Updated: Aug 24
Today, we light candles for many reasons. Some do it to set a romantic mood, others do it to relax, and still others just like the scent that emanates and the glow it casts. Our traditions are steeped in candles, specifically, the lighting and blowing out of the candles each birthday to make a wish come true. However, that is an old tradition coming from a variety of ancient traditions which believed smoke took one’s prayers to the heavens to be heard and answered. It’s easy to see why people throughout time have stared into the flame, there is something else, almost a meditative cultural consciousness that reverberates with every flick and lick of the flame.
Candles Are Believed to Contain the Gifts of the Gods
In ancient times, candles largely symbolized the divine. They are believed to contain the gifts of the gods as the Greek gods gave the fire to Prometheus for illumination and progress. The ancient Greeks used candles to light the temples of the gods and to offer sacrifice. Villagers would light candles on the sixth day of every month in celebration of the birth of Artemis, the goddess of the hunt, wild animals, childbirth, and virginity in order to win her favour.

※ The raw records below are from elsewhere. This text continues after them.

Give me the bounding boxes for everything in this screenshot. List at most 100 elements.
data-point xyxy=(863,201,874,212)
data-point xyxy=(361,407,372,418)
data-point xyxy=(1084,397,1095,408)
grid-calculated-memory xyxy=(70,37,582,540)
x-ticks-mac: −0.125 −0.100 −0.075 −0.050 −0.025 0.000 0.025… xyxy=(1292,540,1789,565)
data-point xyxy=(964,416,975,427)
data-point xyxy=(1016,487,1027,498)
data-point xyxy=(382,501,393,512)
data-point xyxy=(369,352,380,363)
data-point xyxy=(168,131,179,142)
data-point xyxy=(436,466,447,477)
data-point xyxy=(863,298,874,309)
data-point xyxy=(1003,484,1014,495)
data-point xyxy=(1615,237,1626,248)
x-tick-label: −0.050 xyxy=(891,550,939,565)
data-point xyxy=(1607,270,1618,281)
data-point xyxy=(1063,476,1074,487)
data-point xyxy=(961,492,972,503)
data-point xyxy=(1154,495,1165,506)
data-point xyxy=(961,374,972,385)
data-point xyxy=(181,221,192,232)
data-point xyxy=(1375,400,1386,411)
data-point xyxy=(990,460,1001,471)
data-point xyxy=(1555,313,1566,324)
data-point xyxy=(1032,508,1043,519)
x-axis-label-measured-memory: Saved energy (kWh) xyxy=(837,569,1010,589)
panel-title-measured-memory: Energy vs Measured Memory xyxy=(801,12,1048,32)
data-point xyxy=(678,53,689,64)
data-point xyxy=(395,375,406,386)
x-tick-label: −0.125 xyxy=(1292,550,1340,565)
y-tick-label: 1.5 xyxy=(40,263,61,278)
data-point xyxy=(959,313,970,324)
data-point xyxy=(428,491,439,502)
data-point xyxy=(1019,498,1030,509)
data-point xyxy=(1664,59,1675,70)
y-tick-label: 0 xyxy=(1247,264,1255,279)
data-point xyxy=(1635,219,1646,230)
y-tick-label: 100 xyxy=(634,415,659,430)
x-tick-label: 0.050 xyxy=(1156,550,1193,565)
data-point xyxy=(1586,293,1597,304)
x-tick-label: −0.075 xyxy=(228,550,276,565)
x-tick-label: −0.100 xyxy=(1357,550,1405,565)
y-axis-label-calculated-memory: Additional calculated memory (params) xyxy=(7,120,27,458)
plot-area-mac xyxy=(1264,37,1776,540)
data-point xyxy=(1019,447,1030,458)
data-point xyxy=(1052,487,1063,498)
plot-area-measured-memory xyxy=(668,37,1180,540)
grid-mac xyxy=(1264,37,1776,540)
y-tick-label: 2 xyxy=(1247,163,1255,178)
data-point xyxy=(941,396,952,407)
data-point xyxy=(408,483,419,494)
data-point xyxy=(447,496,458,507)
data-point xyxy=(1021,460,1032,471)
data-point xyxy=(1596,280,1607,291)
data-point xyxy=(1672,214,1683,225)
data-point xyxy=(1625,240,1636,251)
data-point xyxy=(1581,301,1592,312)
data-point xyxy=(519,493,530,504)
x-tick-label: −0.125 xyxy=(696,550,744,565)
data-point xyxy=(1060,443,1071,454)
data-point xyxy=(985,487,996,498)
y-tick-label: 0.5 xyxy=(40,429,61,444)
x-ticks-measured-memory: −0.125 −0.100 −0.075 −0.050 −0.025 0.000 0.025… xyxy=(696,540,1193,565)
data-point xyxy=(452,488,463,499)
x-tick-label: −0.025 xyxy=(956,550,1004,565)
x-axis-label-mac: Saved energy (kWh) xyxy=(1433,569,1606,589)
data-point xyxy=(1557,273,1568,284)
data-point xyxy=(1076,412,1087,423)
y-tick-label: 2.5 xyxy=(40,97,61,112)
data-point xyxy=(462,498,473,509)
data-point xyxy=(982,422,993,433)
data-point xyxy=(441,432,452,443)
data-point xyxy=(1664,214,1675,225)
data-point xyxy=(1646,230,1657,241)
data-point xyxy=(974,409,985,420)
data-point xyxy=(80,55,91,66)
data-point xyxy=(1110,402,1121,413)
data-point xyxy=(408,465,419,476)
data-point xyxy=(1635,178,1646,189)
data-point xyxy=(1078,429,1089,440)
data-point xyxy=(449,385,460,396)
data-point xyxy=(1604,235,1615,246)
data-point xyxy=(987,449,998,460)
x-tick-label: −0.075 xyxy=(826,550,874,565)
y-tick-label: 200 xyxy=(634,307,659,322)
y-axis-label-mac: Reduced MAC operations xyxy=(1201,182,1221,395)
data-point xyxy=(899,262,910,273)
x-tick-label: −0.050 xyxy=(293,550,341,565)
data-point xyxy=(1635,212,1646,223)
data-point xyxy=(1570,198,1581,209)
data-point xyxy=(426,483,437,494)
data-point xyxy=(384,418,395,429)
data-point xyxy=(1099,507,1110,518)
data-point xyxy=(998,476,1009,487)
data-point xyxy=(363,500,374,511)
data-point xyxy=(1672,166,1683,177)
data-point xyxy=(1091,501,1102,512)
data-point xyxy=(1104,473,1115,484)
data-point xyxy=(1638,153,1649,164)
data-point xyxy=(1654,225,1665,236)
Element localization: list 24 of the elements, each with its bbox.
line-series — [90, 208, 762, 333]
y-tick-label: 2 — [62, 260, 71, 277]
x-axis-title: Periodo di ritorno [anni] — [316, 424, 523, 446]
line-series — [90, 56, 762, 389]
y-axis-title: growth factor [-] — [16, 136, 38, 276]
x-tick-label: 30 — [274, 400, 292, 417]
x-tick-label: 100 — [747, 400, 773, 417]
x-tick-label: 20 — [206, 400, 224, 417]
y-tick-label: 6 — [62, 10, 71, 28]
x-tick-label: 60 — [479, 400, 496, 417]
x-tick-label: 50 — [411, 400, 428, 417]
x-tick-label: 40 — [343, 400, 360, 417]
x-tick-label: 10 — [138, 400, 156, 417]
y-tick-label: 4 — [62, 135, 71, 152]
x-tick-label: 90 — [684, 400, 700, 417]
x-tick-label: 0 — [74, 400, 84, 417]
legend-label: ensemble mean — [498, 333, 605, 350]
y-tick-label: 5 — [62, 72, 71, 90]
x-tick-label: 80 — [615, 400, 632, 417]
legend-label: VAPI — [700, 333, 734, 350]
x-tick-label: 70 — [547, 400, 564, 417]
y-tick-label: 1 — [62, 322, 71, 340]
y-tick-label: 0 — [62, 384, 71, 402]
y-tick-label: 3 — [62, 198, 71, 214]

The Flame Holds Celebration and Remembrance
The flame also holds festivals, celebrations, and remembrance. The sacred lighting of the candles during Hanukah reminds those of the Jewish culture to remember to have faith and that they are in the presence of God. The flame holds belief and conviction and reminds them of the triumph of good over evil in every wick lit during each night of the “Festival of Lights.” The belief is that so long as the candle burned, safety would abound. Another festival of lights, the Indian celebration of Diwali, is a five-day celebration of the power of light over darkness. It marks a time of wishes for the coming year. On Diwali night, candles are lit throughout the home and community to represent the power of light and floating candles are sent out on the water to Lakshmi, goddess of wealth and prosperity.
The Flame Is Symbolic
The flame also holds sombre and sacred meaning for those of the Catholic faith. A candle is lit at the beginning of each mass to represent the illumination of Christ. The flame is symbolic of unity in the marriage ceremony, two lighting their separate candles and then bringing them together to form one perfect union of souls. Candles are used in every festival and ritual the Church performs. It is also used in the rituals led by individuals, such as lighting a candle and watching the flame while praying, imbuing fire of the heart for the person who is the subject of the prayer.
The Flame Represents Home
Finally, there is the tradition of putting a candle in the window which dates back to colonial times. It was a one-part prayer that a special someone far away would return home safely and one part a sign that someone was waiting for them and ready to welcome them home. The flame represented home. It’s no wonder then, that when we are far away from home, the sight of a burning flame brings us back to home no matter where we are, and quells the nostalgia and homesickness, bringing us peace and tranquillity.